A randomized clinical trial comprising 5 orthopedic centers. The study included a total of 107 patients randomized to uninstrumented posterolateral lumbar spinal fusion with or without DC-stimulation. Fusion rate was assessed at 2 year follow-up using thin slice CT. Functional outcome was assessed using Dallas Pain Questionnaire and Low Back Pain Rating Scale pain index. RESULTS.: Available follow-up after 2 years was 89% (84 of 95 patients). Fusion rates were surprisingly low. DC-stimulation had no effect on fusion rate: 35% versus 36% in controls. Other factors associated with low fusion rates were female gender (32% vs. 42% in males, P = 0.050) and smoking (21% vs. 42% in nonsmokers, P = 0.079). Patients who achieved a solid fusion as determined by CT had superior functional outcome and pain scores at their latest follow-up.
Thin slice CT revealed very high nonunion rates after uninstrumented spinal fusion in older patients. DC-stimulation was not effective in increasing fusion rates in this patient population. The achievement of a solid fusion was associated with superior functional outcome.
随机对照多中心试验。
研究直流电(DC)刺激对 60 岁以上患者腰椎融合术后融合率的影响。
老年患者脊柱融合术后并发症发生率增加。如果有一种治疗方法可以在不延长手术时间的情况下提高功能结果和融合率,那么它可能会很有帮助。直流电刺激脊柱融合术已被证明可以提高年轻和“高危”患者的融合率,但关于老年患者的效果信息较少。

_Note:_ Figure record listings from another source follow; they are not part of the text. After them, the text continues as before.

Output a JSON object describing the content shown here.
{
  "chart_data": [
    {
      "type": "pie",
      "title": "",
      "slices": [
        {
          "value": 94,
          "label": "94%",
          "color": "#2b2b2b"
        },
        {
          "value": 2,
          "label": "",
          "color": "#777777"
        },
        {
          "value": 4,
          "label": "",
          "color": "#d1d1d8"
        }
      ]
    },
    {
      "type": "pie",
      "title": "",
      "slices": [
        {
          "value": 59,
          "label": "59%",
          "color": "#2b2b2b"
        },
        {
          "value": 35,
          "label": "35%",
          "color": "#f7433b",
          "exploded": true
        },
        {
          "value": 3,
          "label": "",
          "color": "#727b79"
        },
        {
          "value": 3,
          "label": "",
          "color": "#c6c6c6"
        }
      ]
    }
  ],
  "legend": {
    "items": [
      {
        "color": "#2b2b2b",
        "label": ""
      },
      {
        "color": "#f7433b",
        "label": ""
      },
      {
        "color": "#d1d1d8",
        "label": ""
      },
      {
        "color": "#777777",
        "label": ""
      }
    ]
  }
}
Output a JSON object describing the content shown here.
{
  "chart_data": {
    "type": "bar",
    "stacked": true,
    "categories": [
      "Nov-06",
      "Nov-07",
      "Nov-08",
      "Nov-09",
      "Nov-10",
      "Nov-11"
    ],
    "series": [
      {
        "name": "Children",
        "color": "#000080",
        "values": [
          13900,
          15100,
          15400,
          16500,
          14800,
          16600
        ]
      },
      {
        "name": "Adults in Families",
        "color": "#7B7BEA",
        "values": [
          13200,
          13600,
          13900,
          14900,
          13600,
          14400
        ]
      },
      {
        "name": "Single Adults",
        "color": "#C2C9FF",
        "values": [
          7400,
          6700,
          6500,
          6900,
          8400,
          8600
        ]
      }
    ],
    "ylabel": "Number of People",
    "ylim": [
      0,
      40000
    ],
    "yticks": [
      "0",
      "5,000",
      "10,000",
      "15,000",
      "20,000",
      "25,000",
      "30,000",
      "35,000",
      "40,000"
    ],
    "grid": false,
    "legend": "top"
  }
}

一项由 5 个骨科中心参与的随机临床试验。该研究共纳入 107 例患者,随机分为未行器械固定的后路腰椎融合术联合或不联合直流电刺激组。术后 2 年采用薄层 CT 评估融合率。采用达拉斯疼痛问卷和腰痛评分量表疼痛指数评估功能结果。
2 年后可获得 89%(95 例中的 84 例)的随访。融合率出人意料地低。直流电刺激对融合率没有影响:对照组为 35%,观察组为 36%。其他与低融合率相关的因素包括女性(32%比男性 42%,P = 0.050)和吸烟(21%比不吸烟者 42%,P = 0.079)。通过 CT 确定的融合为实性的患者在最新随访时的功能结果和疼痛评分均更优。
薄层 CT 显示,老年患者未行器械固定的脊柱融合术后非融合率很高。直流电刺激对该患者人群的融合率没有效果。实现实性融合与更好的功能结果相关。